By Aiyana Ma’at Yesterday, while on the way home , I came across the Michael Baisden show on the radio and happened upon an interesting conversation that had a lot of women hot—as in mad. Michael Baisden talked about the fact that women need to compete for a man before they get him and once they have him. When I got home I got on the phone with some single & married sista friends to see what they thought—my idea of a quick little survey. Most of them made comments like this: “Compete? What?! Why? This ain’t no competition!” or “I want to feel as If I’m the only one, as If I’m special—I wouldn’t feel like that If I had to compete for my man.” or “This is my husband. I already got him. Ain’t no need for all that!”
So, I’ll be honest when I first heard the word compete it just rubbed me the wrong way. As women I think we like to focus on the lovey dovey sweet romance of our relationships rather than the nitty gritty, come with your A game, “do what you did to get him even when you got him” part of our relationships. But, if I’m honest a little healthy competition can only help not hurt my marriage. Keeping my game tight and handling my business is a responsibility and a privilege. If men have to compete for women then why do we feel as if it’s beneath us to “compete”? It’s all in how you look at it. For me, personally, it means just a few of the following things:
- Continually work on listening more and talking less.
- Make it a point to express my support of my husband in my words and actions.
- Make sure sex is not some theory in a dusty book on a shelf that never gets opened—give him some regularly.
- Continue to expand my horizons and my mind so I have something to bring to my relationship intellectually.
- Keep it honest with him like no one else can—that means I consider his growth by keeping it real with what I say to him and I consider his feelings with how I say things to him.

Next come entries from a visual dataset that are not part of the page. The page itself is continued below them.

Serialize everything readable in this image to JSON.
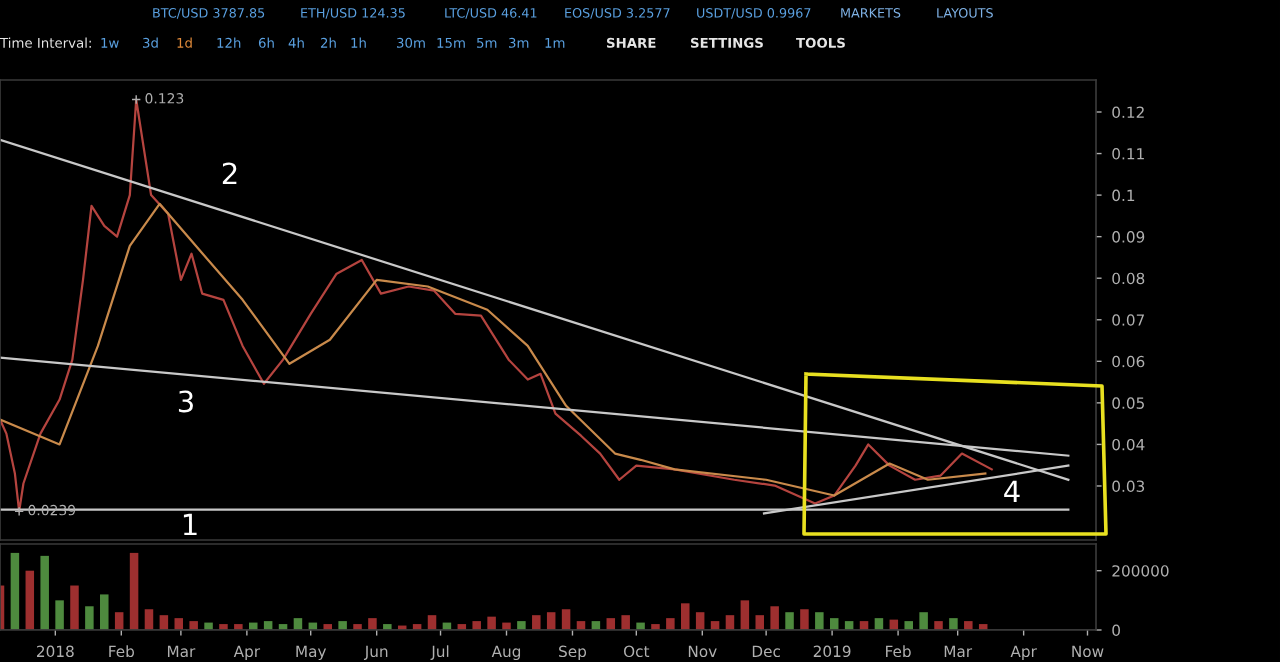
{
  "chart_data": [
    {
      "type": "other",
      "annotations": [
        "BTC/USD 3787.85",
        "ETH/USD 124.35",
        "LTC/USD 46.41",
        "EOS/USD 3.2577",
        "USDT/USD 0.9967",
        "MARKETS",
        "LAYOUTS",
        "Time Interval:",
        "1w",
        "3d",
        "1d",
        "12h",
        "6h",
        "4h",
        "2h",
        "1h",
        "30m",
        "15m",
        "5m",
        "3m",
        "1m",
        "SHARE",
        "SETTINGS",
        "TOOLS"
      ]
    },
    {
      "type": "line",
      "tick_labels": "y",
      "marker": "none",
      "line_style": "solid",
      "xlim": [
        "2017-12-06",
        "2019-05-05"
      ],
      "ylim": [
        0.017,
        0.1277
      ],
      "yticks": [
        0.03,
        0.04,
        0.05,
        0.06,
        0.07,
        0.08,
        0.09,
        0.1,
        0.11,
        0.12
      ],
      "series": [
        {
          "color": "#b5443f",
          "x": [
            "2017-12-06",
            "2017-12-09",
            "2017-12-13",
            "2017-12-15",
            "2017-12-17",
            "2017-12-25",
            "2018-01-03",
            "2018-01-09",
            "2018-01-14",
            "2018-01-18",
            "2018-01-24",
            "2018-01-30",
            "2018-02-05",
            "2018-02-08",
            "2018-02-15",
            "2018-02-23",
            "2018-03-01",
            "2018-03-06",
            "2018-03-11",
            "2018-03-21",
            "2018-03-30",
            "2018-04-09",
            "2018-04-18",
            "2018-05-01",
            "2018-05-13",
            "2018-05-25",
            "2018-06-03",
            "2018-06-16",
            "2018-06-28",
            "2018-07-08",
            "2018-07-20",
            "2018-08-02",
            "2018-08-11",
            "2018-08-17",
            "2018-08-24",
            "2018-09-05",
            "2018-09-14",
            "2018-09-23",
            "2018-10-01",
            "2018-10-19",
            "2018-11-16",
            "2018-12-05",
            "2018-12-24",
            "2019-01-02",
            "2019-01-12",
            "2019-01-18",
            "2019-01-28",
            "2019-02-09",
            "2019-02-21",
            "2019-03-03",
            "2019-03-17"
          ],
          "values": [
            0.046,
            0.0426,
            0.033,
            0.0239,
            0.0306,
            0.0426,
            0.0508,
            0.0604,
            0.0796,
            0.0974,
            0.0926,
            0.09,
            0.1,
            0.123,
            0.1,
            0.0955,
            0.0796,
            0.0859,
            0.0763,
            0.0748,
            0.0637,
            0.0546,
            0.0604,
            0.0714,
            0.081,
            0.0844,
            0.0763,
            0.078,
            0.077,
            0.0714,
            0.071,
            0.0604,
            0.0556,
            0.057,
            0.0474,
            0.0421,
            0.0378,
            0.0315,
            0.0349,
            0.034,
            0.0315,
            0.0301,
            0.0258,
            0.0277,
            0.0349,
            0.04,
            0.0349,
            0.0315,
            0.0325,
            0.0378,
            0.034
          ]
        },
        {
          "color": "#c98a4b",
          "x": [
            "2017-12-06",
            "2018-01-03",
            "2018-01-21",
            "2018-02-05",
            "2018-02-19",
            "2018-03-08",
            "2018-03-30",
            "2018-04-21",
            "2018-05-10",
            "2018-06-01",
            "2018-06-25",
            "2018-07-23",
            "2018-08-11",
            "2018-08-29",
            "2018-09-21",
            "2018-10-03",
            "2018-10-19",
            "2018-12-01",
            "2019-01-02",
            "2019-01-28",
            "2019-02-15",
            "2019-03-14"
          ],
          "values": [
            0.046,
            0.04,
            0.0637,
            0.0878,
            0.0979,
            0.0878,
            0.0748,
            0.0594,
            0.0652,
            0.0796,
            0.078,
            0.0724,
            0.0637,
            0.0493,
            0.0378,
            0.0363,
            0.034,
            0.0315,
            0.0277,
            0.0354,
            0.0315,
            0.033
          ]
        },
        {
          "color": "#c8c8c8",
          "x": [
            "2017-12-06",
            "2019-04-22"
          ],
          "values": [
            0.1133,
            0.0315
          ]
        },
        {
          "color": "#c8c8c8",
          "x": [
            "2017-12-06",
            "2019-04-22"
          ],
          "values": [
            0.0609,
            0.0373
          ]
        },
        {
          "color": "#c8c8c8",
          "x": [
            "2017-12-06",
            "2019-04-22"
          ],
          "values": [
            0.0243,
            0.0243
          ]
        },
        {
          "color": "#c8c8c8",
          "x": [
            "2018-11-30",
            "2019-04-22"
          ],
          "values": [
            0.0234,
            0.0349
          ]
        }
      ],
      "annotations": [
        "1",
        "2",
        "3",
        "4",
        {
          "text": "0.123",
          "x": "2018-02-08",
          "y": 0.123
        },
        {
          "text": "0.0239",
          "x": "2017-12-15",
          "y": 0.0239
        }
      ]
    },
    {
      "type": "bar",
      "xlim": [
        "2017-12-06",
        "2019-05-05"
      ],
      "ylim": [
        0,
        290000
      ],
      "yticks": [
        0,
        200000
      ],
      "xticks": [
        {
          "value": "2018-01-01",
          "label": "2018"
        },
        {
          "value": "2018-02-01",
          "label": "Feb"
        },
        {
          "value": "2018-03-01",
          "label": "Mar"
        },
        {
          "value": "2018-04-01",
          "label": "Apr"
        },
        {
          "value": "2018-05-01",
          "label": "May"
        },
        {
          "value": "2018-06-01",
          "label": "Jun"
        },
        {
          "value": "2018-07-01",
          "label": "Jul"
        },
        {
          "value": "2018-08-01",
          "label": "Aug"
        },
        {
          "value": "2018-09-01",
          "label": "Sep"
        },
        {
          "value": "2018-10-01",
          "label": "Oct"
        },
        {
          "value": "2018-11-01",
          "label": "Nov"
        },
        {
          "value": "2018-12-01",
          "label": "Dec"
        },
        {
          "value": "2019-01-01",
          "label": "2019"
        },
        {
          "value": "2019-02-01",
          "label": "Feb"
        },
        {
          "value": "2019-03-01",
          "label": "Mar"
        },
        {
          "value": "2019-04-01",
          "label": "Apr"
        },
        {
          "value": "2019-05-01",
          "label": "Now"
        }
      ],
      "x": [
        "2017-12-06",
        "2017-12-13",
        "2017-12-20",
        "2017-12-27",
        "2018-01-03",
        "2018-01-10",
        "2018-01-17",
        "2018-01-24",
        "2018-01-31",
        "2018-02-07",
        "2018-02-14",
        "2018-02-21",
        "2018-02-28",
        "2018-03-07",
        "2018-03-14",
        "2018-03-21",
        "2018-03-28",
        "2018-04-04",
        "2018-04-11",
        "2018-04-18",
        "2018-04-25",
        "2018-05-02",
        "2018-05-09",
        "2018-05-16",
        "2018-05-23",
        "2018-05-30",
        "2018-06-06",
        "2018-06-13",
        "2018-06-20",
        "2018-06-27",
        "2018-07-04",
        "2018-07-11",
        "2018-07-18",
        "2018-07-25",
        "2018-08-01",
        "2018-08-08",
        "2018-08-15",
        "2018-08-22",
        "2018-08-29",
        "2018-09-05",
        "2018-09-12",
        "2018-09-19",
        "2018-09-26",
        "2018-10-03",
        "2018-10-10",
        "2018-10-17",
        "2018-10-24",
        "2018-10-31",
        "2018-11-07",
        "2018-11-14",
        "2018-11-21",
        "2018-11-28",
        "2018-12-05",
        "2018-12-12",
        "2018-12-19",
        "2018-12-26",
        "2019-01-02",
        "2019-01-09",
        "2019-01-16",
        "2019-01-23",
        "2019-01-30",
        "2019-02-06",
        "2019-02-13",
        "2019-02-20",
        "2019-02-27",
        "2019-03-06",
        "2019-03-13"
      ],
      "values": [
        150000,
        260000,
        200000,
        250000,
        100000,
        150000,
        80000,
        120000,
        60000,
        260000,
        70000,
        50000,
        40000,
        30000,
        25000,
        20000,
        20000,
        25000,
        30000,
        20000,
        40000,
        25000,
        20000,
        30000,
        20000,
        40000,
        20000,
        15000,
        20000,
        50000,
        25000,
        20000,
        30000,
        45000,
        25000,
        30000,
        50000,
        60000,
        70000,
        30000,
        30000,
        40000,
        50000,
        25000,
        20000,
        40000,
        90000,
        60000,
        30000,
        50000,
        100000,
        50000,
        80000,
        60000,
        70000,
        60000,
        40000,
        30000,
        30000,
        40000,
        35000,
        30000,
        60000,
        30000,
        40000,
        30000,
        20000
      ],
      "colors": [
        "#9e2f2f",
        "#4e8a3e",
        "#9e2f2f",
        "#4e8a3e",
        "#4e8a3e",
        "#9e2f2f",
        "#4e8a3e",
        "#4e8a3e",
        "#9e2f2f",
        "#9e2f2f",
        "#9e2f2f",
        "#9e2f2f",
        "#9e2f2f",
        "#9e2f2f",
        "#4e8a3e",
        "#9e2f2f",
        "#9e2f2f",
        "#4e8a3e",
        "#4e8a3e",
        "#4e8a3e",
        "#4e8a3e",
        "#4e8a3e",
        "#9e2f2f",
        "#4e8a3e",
        "#9e2f2f",
        "#9e2f2f",
        "#4e8a3e",
        "#9e2f2f",
        "#9e2f2f",
        "#9e2f2f",
        "#4e8a3e",
        "#9e2f2f",
        "#9e2f2f",
        "#9e2f2f",
        "#9e2f2f",
        "#4e8a3e",
        "#9e2f2f",
        "#9e2f2f",
        "#9e2f2f",
        "#9e2f2f",
        "#4e8a3e",
        "#9e2f2f",
        "#9e2f2f",
        "#4e8a3e",
        "#9e2f2f",
        "#9e2f2f",
        "#9e2f2f",
        "#9e2f2f",
        "#9e2f2f",
        "#9e2f2f",
        "#9e2f2f",
        "#9e2f2f",
        "#9e2f2f",
        "#4e8a3e",
        "#9e2f2f",
        "#4e8a3e",
        "#4e8a3e",
        "#4e8a3e",
        "#9e2f2f",
        "#4e8a3e",
        "#9e2f2f",
        "#4e8a3e",
        "#4e8a3e",
        "#9e2f2f",
        "#4e8a3e",
        "#9e2f2f",
        "#9e2f2f"
      ]
    }
  ]
}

- Make sure that I give him space to just be and don’t crowd him out with wanting to have things my way all the time—I’ll admit it—I can be quite self-centered at times.
Again, these are just some of the things that I do to compete for my man. So, sistas, you can get caught up in the word compete and talk about what we shouldn’t have to do or what we ain’t gonna do. But, remember this: What you won’t do—somebody else will.